Thursdays are devoted to animal husbandry and care topics.
I have been a bit under the weather, so I did not publish anything yesterday. Stay tuned for next Wednesday's installment on composting.
Now on to chickens. I think I really like these funky little two-leggeds. First of all, there's a whole lot more going on with them then one would suspect. They make over 50 different calls and sounds. Each one has a purpose. There is also a lot of nonverbal communication between birds.
Last week I mentioned that George the rooster spends much of his time looking for food and when he finds it he gives a low call to the hens. They come running to where he is standing and start pecking the ground. He stays there with them looking up and around his surroundings. He does not eat until the hens have had whatever they want and start to wander off.
Houdini Hen has a peculiar call when she is getting ready to leave the fence.
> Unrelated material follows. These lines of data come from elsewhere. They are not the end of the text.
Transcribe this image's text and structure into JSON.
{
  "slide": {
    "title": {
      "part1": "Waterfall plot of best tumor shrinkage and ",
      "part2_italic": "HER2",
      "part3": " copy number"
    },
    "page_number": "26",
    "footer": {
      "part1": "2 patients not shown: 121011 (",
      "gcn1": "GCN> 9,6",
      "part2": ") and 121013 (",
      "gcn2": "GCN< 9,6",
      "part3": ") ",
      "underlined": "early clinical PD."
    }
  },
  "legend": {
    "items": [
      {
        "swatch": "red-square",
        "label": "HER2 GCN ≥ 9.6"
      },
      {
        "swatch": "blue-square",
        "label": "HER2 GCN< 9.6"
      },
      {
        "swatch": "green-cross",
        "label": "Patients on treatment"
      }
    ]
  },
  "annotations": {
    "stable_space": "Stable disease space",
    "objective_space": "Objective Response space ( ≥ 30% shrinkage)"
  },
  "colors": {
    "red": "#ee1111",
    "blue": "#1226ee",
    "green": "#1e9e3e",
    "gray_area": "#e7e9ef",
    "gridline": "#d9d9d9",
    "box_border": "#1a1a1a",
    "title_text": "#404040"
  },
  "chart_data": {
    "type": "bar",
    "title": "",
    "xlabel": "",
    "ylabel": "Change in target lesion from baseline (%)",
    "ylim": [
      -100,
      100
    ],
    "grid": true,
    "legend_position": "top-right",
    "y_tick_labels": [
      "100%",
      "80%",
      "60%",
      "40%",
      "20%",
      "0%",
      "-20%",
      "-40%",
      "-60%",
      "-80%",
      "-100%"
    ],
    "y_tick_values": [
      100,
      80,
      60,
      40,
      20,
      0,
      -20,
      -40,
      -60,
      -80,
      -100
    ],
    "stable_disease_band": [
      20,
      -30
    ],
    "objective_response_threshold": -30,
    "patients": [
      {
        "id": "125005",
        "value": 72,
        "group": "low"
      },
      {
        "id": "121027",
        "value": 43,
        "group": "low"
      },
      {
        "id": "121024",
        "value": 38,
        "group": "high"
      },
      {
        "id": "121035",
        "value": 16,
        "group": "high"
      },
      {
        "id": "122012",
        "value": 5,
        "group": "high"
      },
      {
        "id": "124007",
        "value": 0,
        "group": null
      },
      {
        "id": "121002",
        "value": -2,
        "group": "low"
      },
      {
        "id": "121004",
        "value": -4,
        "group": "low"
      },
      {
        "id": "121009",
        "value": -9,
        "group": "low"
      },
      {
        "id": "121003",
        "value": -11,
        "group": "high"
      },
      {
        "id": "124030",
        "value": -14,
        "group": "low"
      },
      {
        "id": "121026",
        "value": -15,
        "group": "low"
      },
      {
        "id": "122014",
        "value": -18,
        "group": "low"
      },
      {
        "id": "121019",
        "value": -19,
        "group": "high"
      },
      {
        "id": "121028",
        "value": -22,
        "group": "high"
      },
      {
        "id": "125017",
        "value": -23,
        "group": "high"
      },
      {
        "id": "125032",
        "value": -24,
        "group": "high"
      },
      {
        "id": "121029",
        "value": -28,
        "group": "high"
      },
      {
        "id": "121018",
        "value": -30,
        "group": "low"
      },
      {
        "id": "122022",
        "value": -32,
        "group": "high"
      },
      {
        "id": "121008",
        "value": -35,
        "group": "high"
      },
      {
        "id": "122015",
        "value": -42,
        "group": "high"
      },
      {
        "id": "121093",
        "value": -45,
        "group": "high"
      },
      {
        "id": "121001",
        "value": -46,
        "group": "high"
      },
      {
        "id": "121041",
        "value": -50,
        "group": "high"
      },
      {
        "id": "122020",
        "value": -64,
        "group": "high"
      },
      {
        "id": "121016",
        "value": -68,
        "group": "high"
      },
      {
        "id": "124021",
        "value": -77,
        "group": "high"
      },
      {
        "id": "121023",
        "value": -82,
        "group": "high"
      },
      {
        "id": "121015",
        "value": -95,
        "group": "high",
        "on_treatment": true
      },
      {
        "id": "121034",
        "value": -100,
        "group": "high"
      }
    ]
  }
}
It is a very loud one that she repeats as she walks the fence looking for an opening. It is as if she is telling everyone that she is attempting to leave. It is one note, no syllables. It is almost likea smoke alarm in it's frequency and intensity although not its pitch.
If I am near and the hens want something, like water or food, they crowd together repeatedly squawking. Actually, it's not just me, but anyone who walks into their general area looking like they carry a container of food or water.
The hens seem to pick out the red containers better than clear, green or blue containers. They also crowd the fence when I drive the car down the driveway toward the pen and slow down. I have on several occassions stopped the car to deliver water, feed or correct a problem in the pen. It is clear to me that the chickens associate both our vehicles with something they want.
Chicken management books stress talking or singing to your chickens and letting them know you are coming their way either by whistling, singing or calling to them. These would be those books discussing chickens more as backyard pets than commodities. But the chickens can see you coming, usually before you pay much attention to them. They will recognize what you are about and respond accordingly.
Two other things, I've noticed tounch on their eyesight. I have noticed that if I place their food passively and unobtrusively on the ground, it takes them a while to notice it. If I toss their pellets to the ground so they spread and bounce a bit, the chickens rush to them and start eating almost immediately. It appears that movement is key to their perception.
When I get ready to catch one or another of them, how they act depends on where they are. In the ten foot square pen, they will crouch down when I go to pick them up. In the larger more exposed grazing area which is 50 foot square, they will run away when I go to pick them up. Not so fast now as they did when I first put them in there. But they still run.
If you have chickens, hang out with them for a little while after you place their food. Once they settle down, you will notice all different kinds of "talking" between them. These various sounds can tell you what's going on with them even when you can't exactly see them.